Use ArrayPool for OrderedEnumerable temp arrays #8069

benaadams · 2016-04-25T21:45:15Z

ComputeMap's int[] array is used in limited private scope and only temporary for calculating the sort order.

JonHanna · 2016-04-25T22:19:43Z

How important as that "temporary" aspect? An iterator could potentially live for a long time.

benaadams · 2016-04-25T22:22:32Z

How important as that "temporary" aspect? An iterator could potentially live for a long time.

ArrayPool is ok if you don't give it back for a long time; it will just allocate more arrays

JonHanna · 2016-04-25T22:27:58Z

src/System.Linq/src/System/Linq/OrderedEnumerable.cs

+                    array[i] = buffer._items[map[i]];
+                }
+            }
+            finally


There should be no scope for an exception here bar something very catastrophic (thread abort). The try…finally is perhaps not needed.

Changed scope

JonHanna · 2016-04-25T23:42:04Z

LGTM.

CC: @stephentoub, @VSadov

stephentoub · 2016-04-25T23:49:38Z

@weshaggard, validity of the code change aside, is this a valid dependency to take?

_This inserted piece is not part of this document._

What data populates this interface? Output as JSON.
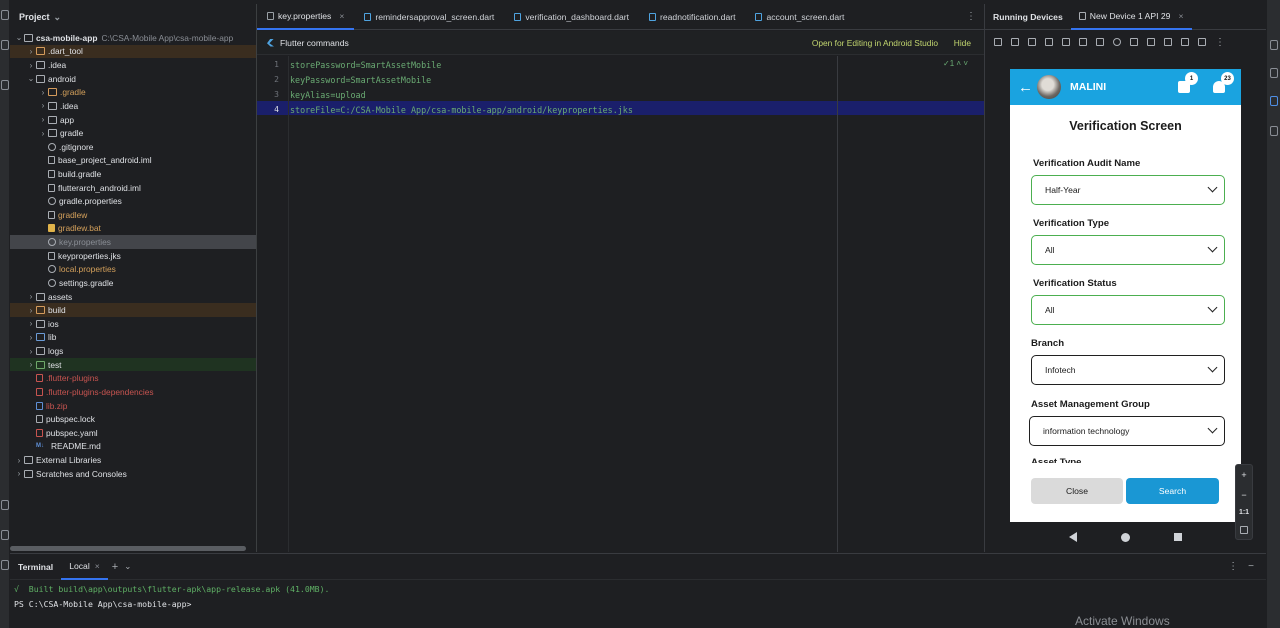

VSadov · 2016-04-25T23:59:05Z

src/System.Linq/src/System/Linq/OrderedEnumerable.cs

+                        yield return buffer._items[map[i]];
+                    }
+                }
+                finally


do we strictly need to guarantee the return of the rented array no matter what?
Can we just return without putting this into a finally?

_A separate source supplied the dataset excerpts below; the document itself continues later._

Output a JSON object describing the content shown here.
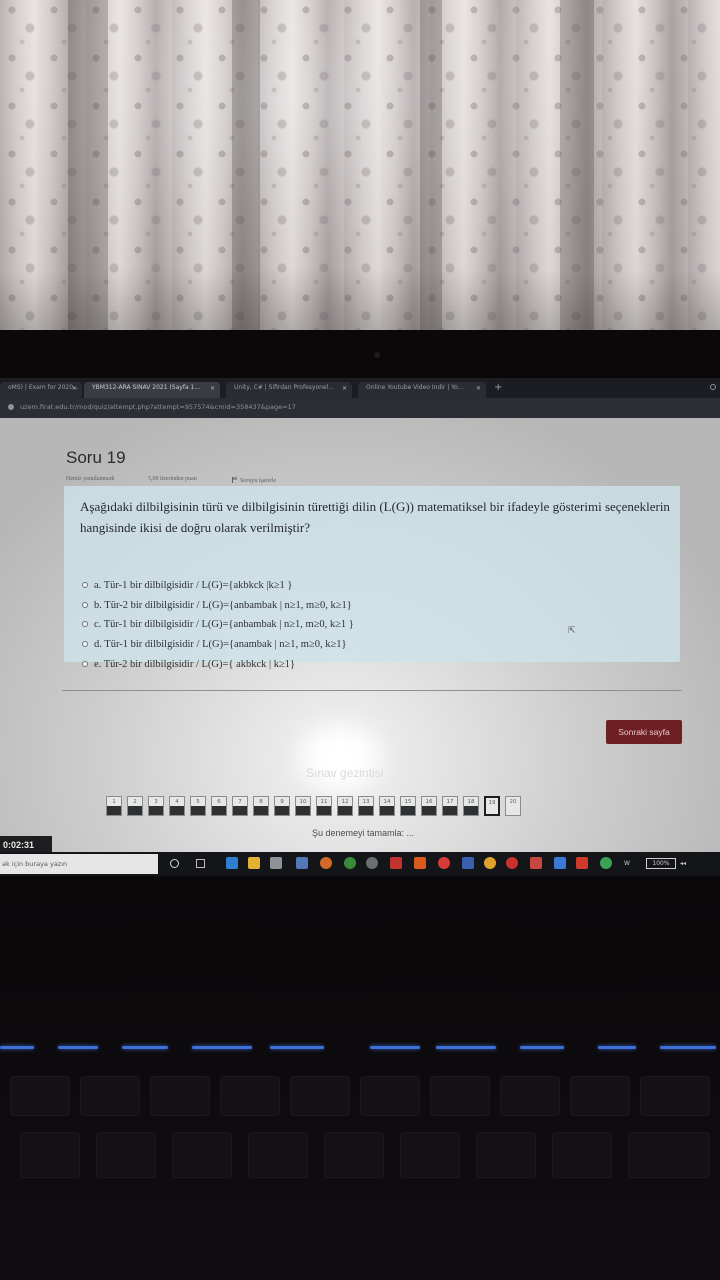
{
  "browser": {
    "tabs": [
      {
        "label": "oMS) | Exam for 2020...",
        "active": false
      },
      {
        "label": "YBM312-ARA SINAV 2021 (Sayfa 1...",
        "active": true
      },
      {
        "label": "Unity, C# | Sifirdan Profesyonel...",
        "active": false
      },
      {
        "label": "Online Youtube Video Indir | Yo...",
        "active": false
      }
    ],
    "new_tab": "+",
    "url": "uzem.firat.edu.tr/mod/quiz/attempt.php?attempt=957574&cmid=358437&page=17"
  },
  "question": {
    "title": "Soru 19",
    "status": "Henüz yanıtlanmadı",
    "points": "5,00 üzerinden puan",
    "flag_label": "Soruyu işaretle",
    "text": "Aşağıdaki dilbilgisinin türü ve dilbilgisinin türettiği dilin (L(G)) matematiksel bir ifadeyle gösterimi seçeneklerin hangisinde ikisi de doğru olarak verilmiştir?",
    "options": [
      "a. Tür-1 bir dilbilgisidir /  L(G)={akbkck |k≥1 }",
      "b. Tür-2 bir dilbilgisidir /  L(G)={anbambak | n≥1, m≥0, k≥1}",
      "c. Tür-1 bir dilbilgisidir /  L(G)={anbambak | n≥1, m≥0, k≥1 }",
      "d. Tür-1 bir dilbilgisidir /  L(G)={anambak | n≥1, m≥0, k≥1}",
      "e. Tür-2 bir dilbilgisidir /  L(G)={ akbkck | k≥1}"
    ]
  },
  "next_button": "Sonraki sayfa",
  "quiz_nav": {
    "title": "Sınav gezintisi",
    "pages": [
      {
        "n": "1",
        "state": "answered"
      },
      {
        "n": "2",
        "state": "answered"
      },
      {
        "n": "3",
        "state": "answered"
      },
      {
        "n": "4",
        "state": "answered"
      },
      {
        "n": "5",
        "state": "answered"
      },
      {
        "n": "6",
        "state": "answered"
      },
      {
        "n": "7",
        "state": "answered"
      },
      {
        "n": "8",
        "state": "answered"
      },
      {
        "n": "9",
        "state": "answered"
      },
      {
        "n": "10",
        "state": "answered"
      },
      {
        "n": "11",
        "state": "answered"
      },
      {
        "n": "12",
        "state": "answered"
      },
      {
        "n": "13",
        "state": "answered"
      },
      {
        "n": "14",
        "state": "answered"
      },
      {
        "n": "15",
        "state": "answered"
      },
      {
        "n": "16",
        "state": "answered"
      },
      {
        "n": "17",
        "state": "answered"
      },
      {
        "n": "18",
        "state": "answered"
      },
      {
        "n": "19",
        "state": "current"
      },
      {
        "n": "20",
        "state": "open"
      }
    ],
    "finish": "Şu denemeyi tamamla: ..."
  },
  "timer": "0:02:31",
  "taskbar": {
    "search_placeholder": "ak için buraya yazın",
    "battery": "100%",
    "tray": "W"
  },
  "colors": {
    "accent_button": "#6e1f23",
    "question_card": "#cde2ea",
    "taskbar": "#141518",
    "keyboard_backlight": "#3f6fd8"
  }
}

Using finally seems a bit heavy, especially in an iterator.
Also, depending on the pool implementation, it seems it might expose the pool to a potential corruption if someone Disposes the iterator twice concurrently on separate threads.

The corruption issue might be relevant even without finally. That is really an issue of being possible to resume an iterator on multiple threads.
It would be very bad thing to do, but would we make it worse by exposing shared pool to that as well.

Yeah, without finally we can't be sure that two threads won't both hit the last MoveNext() at the same time. I wonder though if the fact that that's going to break anyway might be enough to prevent it; the author will have enough bugs with this approach to stick with it.

Could go more heavy handed with

var rentedMap = Interlocked.Exchange(ref map, null); if (rentedMap != null) { ArrayPool<int>.Shared.Return(rentedMap); }

do we strictly need to guarantee the return of the rented array no matter what?

Not strictly; and this currently wouldn't guarantee that e.g. if someone used the iterator out of the common constructs and didn't dispose it.

Can we just return without putting this into a finally?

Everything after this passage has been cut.